Spermiogenesis is the process by which spermatids differentiate to become mature spermatozoa. During spermiogenesis in C. elegans, pseudopods extend from the spermatids and enable the sperm to crawl to the fertilization site within the hermaphrodite reproductive tract. A signal transduction pathway that activates spermiogenesis involves genes in the
spe-8 group (
spe-8,
spe-12,
spe-19,
spe-27, and
spe-29).
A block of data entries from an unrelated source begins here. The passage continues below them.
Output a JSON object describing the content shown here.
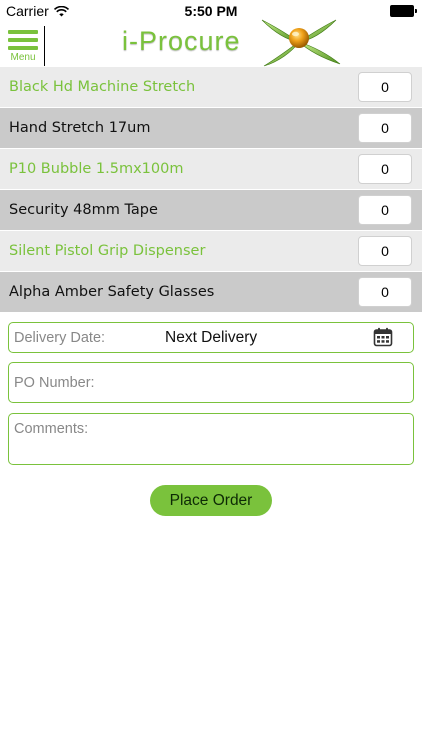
{
  "status_bar": {
    "carrier": "Carrier",
    "time": "5:50 PM"
  },
  "header": {
    "menu_label": "Menu",
    "logo_text": "i-Procure"
  },
  "products": [
    {
      "name": "Black Hd Machine Stretch",
      "quantity": "0"
    },
    {
      "name": "Hand Stretch 17um",
      "quantity": "0"
    },
    {
      "name": "P10 Bubble 1.5mx100m",
      "quantity": "0"
    },
    {
      "name": "Security 48mm Tape",
      "quantity": "0"
    },
    {
      "name": "Silent Pistol Grip Dispenser",
      "quantity": "0"
    },
    {
      "name": "Alpha Amber Safety Glasses",
      "quantity": "0"
    }
  ],
  "form": {
    "delivery_label": "Delivery Date:",
    "delivery_value": "Next Delivery",
    "po_placeholder": "PO Number:",
    "comments_placeholder": "Comments:"
  },
  "actions": {
    "place_order_label": "Place Order"
  },
  "colors": {
    "accent_green": "#7ac23c",
    "row_light": "#ebebeb",
    "row_dark": "#cacaca"
  }
}
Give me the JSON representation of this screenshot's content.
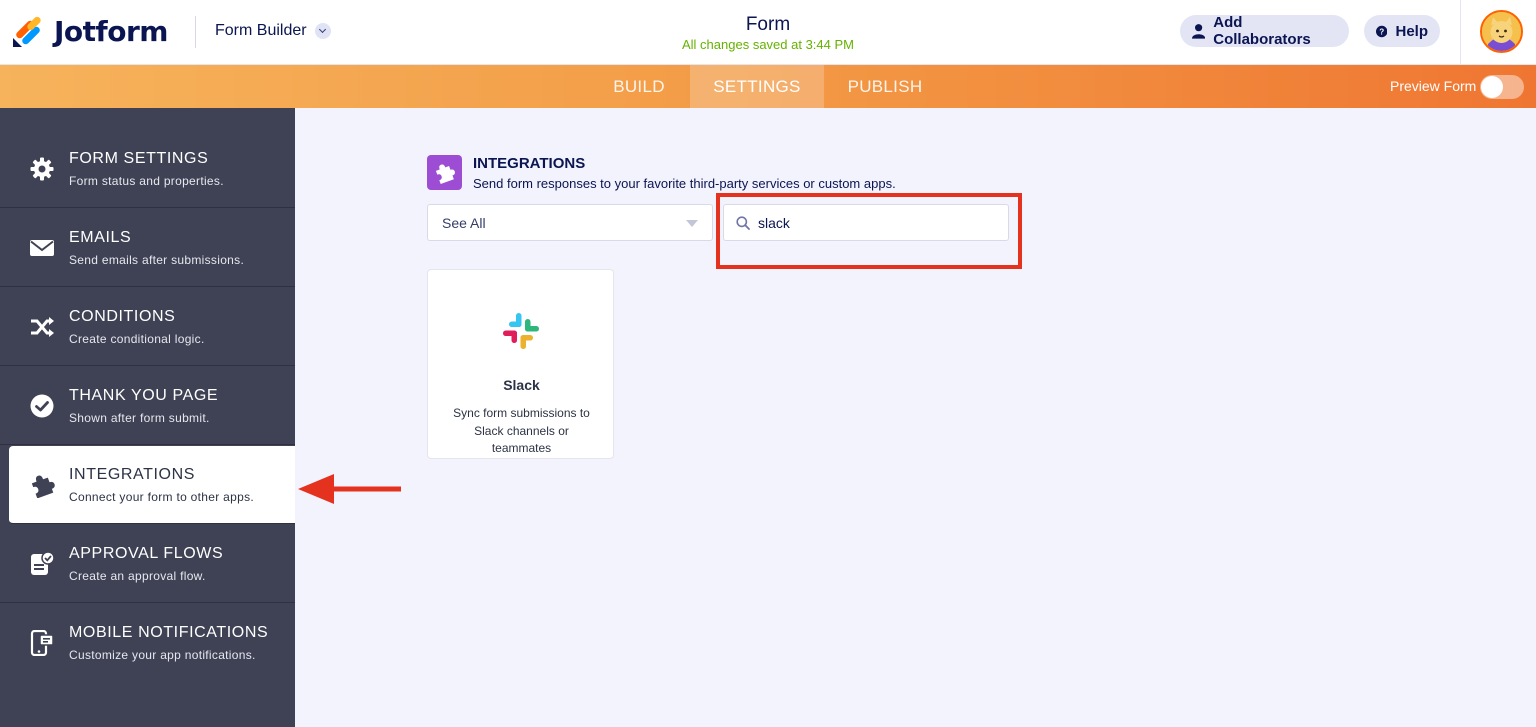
{
  "header": {
    "brand": "Jotform",
    "builder_label": "Form Builder",
    "form_title": "Form",
    "save_status": "All changes saved at 3:44 PM",
    "collaborators_label": "Add Collaborators",
    "help_label": "Help"
  },
  "nav": {
    "tabs": [
      {
        "label": "BUILD"
      },
      {
        "label": "SETTINGS",
        "active": true
      },
      {
        "label": "PUBLISH"
      }
    ],
    "preview_label": "Preview Form",
    "preview_enabled": false
  },
  "sidebar": {
    "items": [
      {
        "title": "FORM SETTINGS",
        "subtitle": "Form status and properties.",
        "icon": "gear-icon"
      },
      {
        "title": "EMAILS",
        "subtitle": "Send emails after submissions.",
        "icon": "envelope-icon"
      },
      {
        "title": "CONDITIONS",
        "subtitle": "Create conditional logic.",
        "icon": "shuffle-icon"
      },
      {
        "title": "THANK YOU PAGE",
        "subtitle": "Shown after form submit.",
        "icon": "check-circle-icon"
      },
      {
        "title": "INTEGRATIONS",
        "subtitle": "Connect your form to other apps.",
        "icon": "puzzle-icon",
        "active": true
      },
      {
        "title": "APPROVAL FLOWS",
        "subtitle": "Create an approval flow.",
        "icon": "approval-icon"
      },
      {
        "title": "MOBILE NOTIFICATIONS",
        "subtitle": "Customize your app notifications.",
        "icon": "mobile-icon"
      }
    ]
  },
  "integrations": {
    "title": "INTEGRATIONS",
    "subtitle": "Send form responses to your favorite third-party services or custom apps.",
    "filter_value": "See All",
    "search_value": "slack",
    "results": [
      {
        "name": "Slack",
        "description": "Sync form submissions to Slack channels or teammates",
        "icon": "slack-icon"
      }
    ]
  },
  "annotations": {
    "highlight_color": "#e5321f",
    "arrow_color": "#e5321f"
  },
  "colors": {
    "accent": "#ff6100",
    "navy": "#0a1551",
    "sidebar_bg": "#3f4254",
    "saved_green": "#64b200"
  }
}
Mutations in any of the
spe-8 group genes disrupt spermiogenesis. A suppressor screen of
spe-27(
it132ts)I identified numerous mutations that bypass the need for an activation signal altogether. Two genes previously identified from this suppressor screen were
spe-4 and
spe-6. SPE-4 is a presinilin 1 homolog localized to the membrane of the membranous organelle, while SPE-6 is a predicted cytosolic serine threonine protein kinase. Here we identify and characterize three additional genes from the
spe-27 suppressor screen:
spe-46 (W06D4.2) and Y23H5A.4 on Chromosome I, and K01D12.7 on Chromosome V. The
spe-46(
hc197) mutation causes defects in spermatogenesis in addition to premature sperm activation, and the null phenotype is sterility. SPE-46 has a predicted transmembrane domain and is expressed solely in sperm. The Y23H5A.4
(hc198) mutation results in excessive loss of sperm that appear normal, lowering fecundity. The Y23H5A.4 protein is sperm expressed and has an MSP domain, which is disrupted by the
hc198 suppressor mutation. This protein localizes to the mitochondria (see our poster on Y23H5A.4 for additional information). Finally, the K01D12.7
(hc201) mutation causes a sperm defect in addition to premature spermatid activation. The K01D12.7 protein is very small and has a predicted signaling function and potential
eri-1 interaction. We have also mapped and studied several additional suppressor mutations that are all on Chromosome I. While it has been known that membranous organelle fusion with the plasma membrane occurs during spermiogenesis, our results now show the involvement of a novel putative signaling molecule (K01D12.7) and the mitochondria (Y23H5A.4).